The BHF survey shows that the pressures and stress caused from working life is responsible for any negative lifestyle choices, including eating a poor diet, not doing enough exercise and drinking and smoking more than they otherwise would. The charity is now calling for employers to encourage their workforce to spend at least 10 minutes a day improving their lifestyle for the remainder of Heart Month. 

The stats are stacked against health…

  • 34% of workers think they have put on weight due to their work, with 49% saying their job has driven them to eat more unhealthily
  • 43% say their work has caused them to exercise less than they would like
  • 22% say their job has led to them to drink more alcohol and almost one in ten say it’s been a trigger for smoking more
  • 60% of employees regularly do unpaid overtime, with 19% working more than five hours overtime a week. The pressures of work are leaving employees concerned about their long-term health with almost a third fearing it could lead to high blood pressure and over one in five a heart attack or heart condition.

Obesity, lack of physical activity and smoking all increase the risk of coronary heart disease – the nation’s single biggest killer. But the BHF says that employers encouraging their workforce to take as little as 10 minutes every day to improve their health at work can lead to significant benefits in employee heart health and productivity. Productivity loss as a result of heart and circulatory conditions is estimated to cost businesses £8billion a year. However research shows 82% of companies with employee wellness programs see reduced sickness absence and a 15% increase in output.

Lisa Young, Project Manager for the BHF’s Health at Work programme, said: “This survey is a stark reminder of just what happens when we don’t take our health at work seriously enough. Millions of people say they are smoking more, exercising less and putting on weight because they’re not considering the impact their job is having on their health and wellbeing.

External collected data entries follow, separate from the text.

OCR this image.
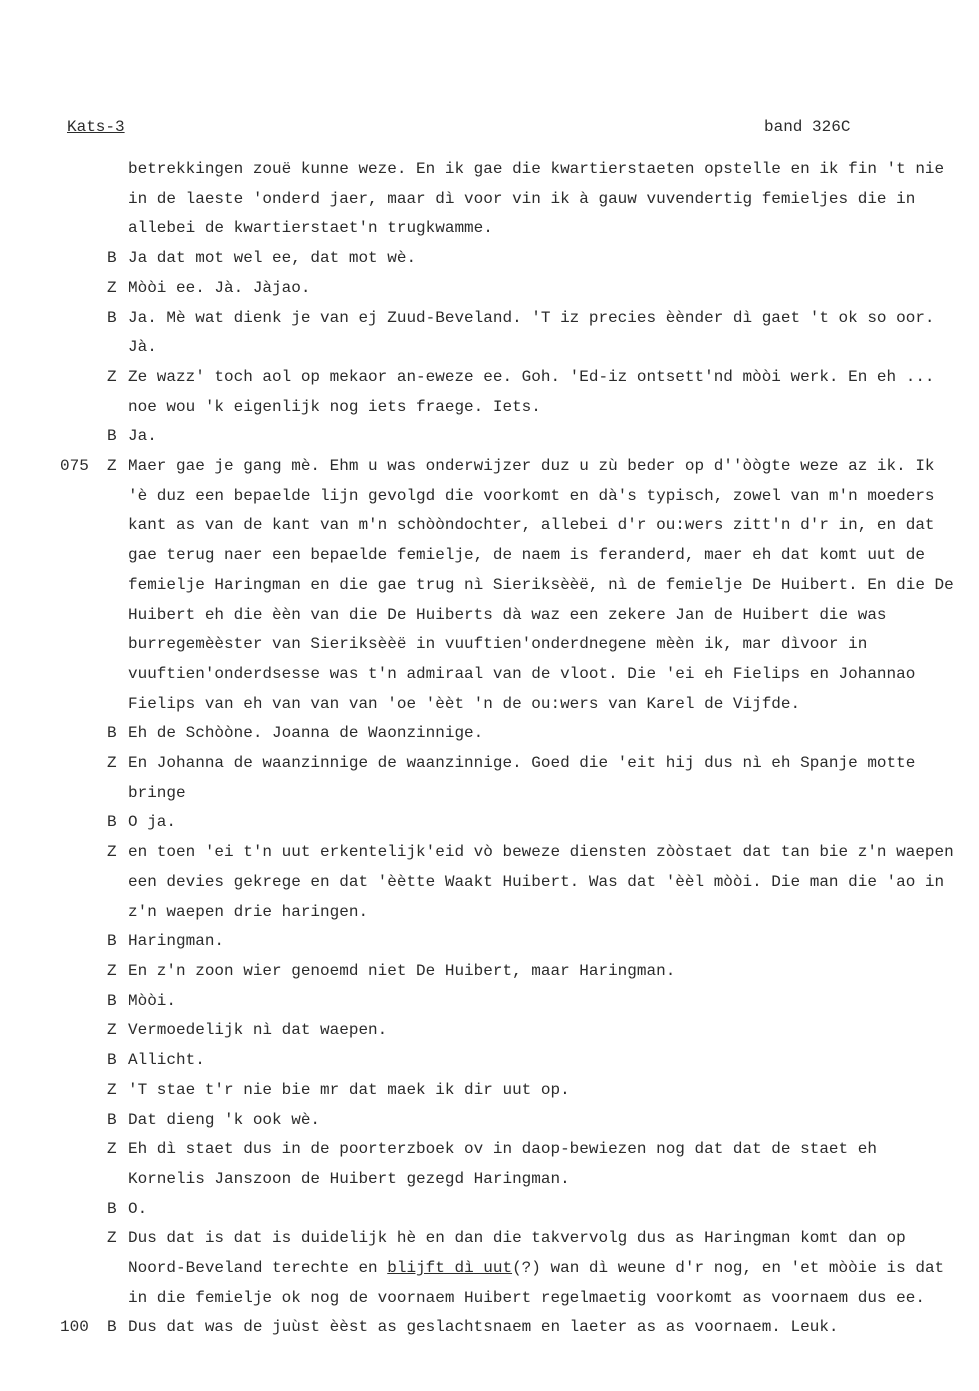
Kats-3	band 326C
betrekkingen zouë kunne weze. En ik gae die kwartierstaeten opstelle en ik fin 't nie in de laeste 'onderd jaer, maar dì voor vin ik à gauw vuvendertig femieljes die in allebei de kwartierstaet'n trugkwamme.
B Ja dat mot wel ee, dat mot wè.
Z Mòòi ee. Jà. Jàjao.
B Ja. Mè wat dienk je van ej Zuud-Beveland. 'T iz precies èènder dì gaet 't ok so oor. Jà.
Z Ze wazz' toch aol op mekaor an-eweze ee. Goh. 'Ed-iz ontsett'nd mòòi werk. En eh ... noe wou 'k eigenlijk nog iets fraege. Iets.
B Ja.
075 Z Maer gae je gang mè. Ehm u was onderwijzer duz u zù beder op d''òògte weze az ik. Ik 'è duz een bepaelde lijn gevolgd die voorkomt en dà's typisch, zowel van m'n moeders kant as van de kant van m'n schòòndochter, allebei d'r ou:wers zitt'n d'r in, en dat gae terug naer een bepaelde femielje, de naem is feranderd, maer eh dat komt uut de femielje Haringman en die gae trug nì Sieriksèèë, nì de femielje De Huibert. En die De Huibert eh die èèn van die De Huiberts dà waz een zekere Jan de Huibert die was burregemèèster van Sieriksèèë in vuuftien'onderdnegene mèèn ik, mar dìvoor in vuuftien'onderdsesse was t'n admiraal van de vloot. Die 'ei eh Fielips en Johannao Fielips van eh van van van 'oe 'èèt 'n de ou:wers van Karel de Vijfde.
B Eh de Schòòne. Joanna de Waonzinnige.
Z En Johanna de waanzinnige de waanzinnige. Goed die 'eit hij dus nì eh Spanje motte bringe
B O ja.
Z en toen 'ei t'n uut erkentelijk'eid vò beweze diensten zòòstaet dat tan bie z'n waepen een devies gekrege en dat 'èètte Waakt Huibert. Was dat 'èèl mòòi. Die man die 'ao in z'n waepen drie haringen.
B Haringman.
Z En z'n zoon wier genoemd niet De Huibert, maar Haringman.
B Mòòi.
Z Vermoedelijk nì dat waepen.
B Allicht.
Z 'T stae t'r nie bie mr dat maek ik dir uut op.
B Dat dieng 'k ook wè.
Z Eh dì staet dus in de poorterzboek ov in daop-bewiezen nog dat dat de staet eh Kornelis Janszoon de Huibert gezegd Haringman.
B O.
Z Dus dat is dat is duidelijk hè en dan die takvervolg dus as Haringman komt dan op Noord-Beveland terechte en blijft dì uut(?) wan dì weune d'r nog, en 'et mòòie is dat in die femielje ok nog de voornaem Huibert regelmaetig voorkomt as voornaem dus ee.
100 B Dus dat was de juùst èèst as geslachtsnaem en laeter as as voornaem. Leuk.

“Behaviours like these can be extremely damaging, not just to your heart health but also to businesses. From working with over with 9,500 organisations we know that the payoffs of making health at work a top businesses priority are too great to ignore.Small steps can make a big difference to your health. This Heart Month we’re working with organisations across the UK to encourage employees to take 10 minutes every day to make positive changes which could have a life-long benefit to their health.”

The BHF’s Health at Work programme offers free expert advice to employers to help improve the health and productivity of their workforce. More than 9,500 organisations have already benefitted, helping their workers get active, eat well and reduce their stress.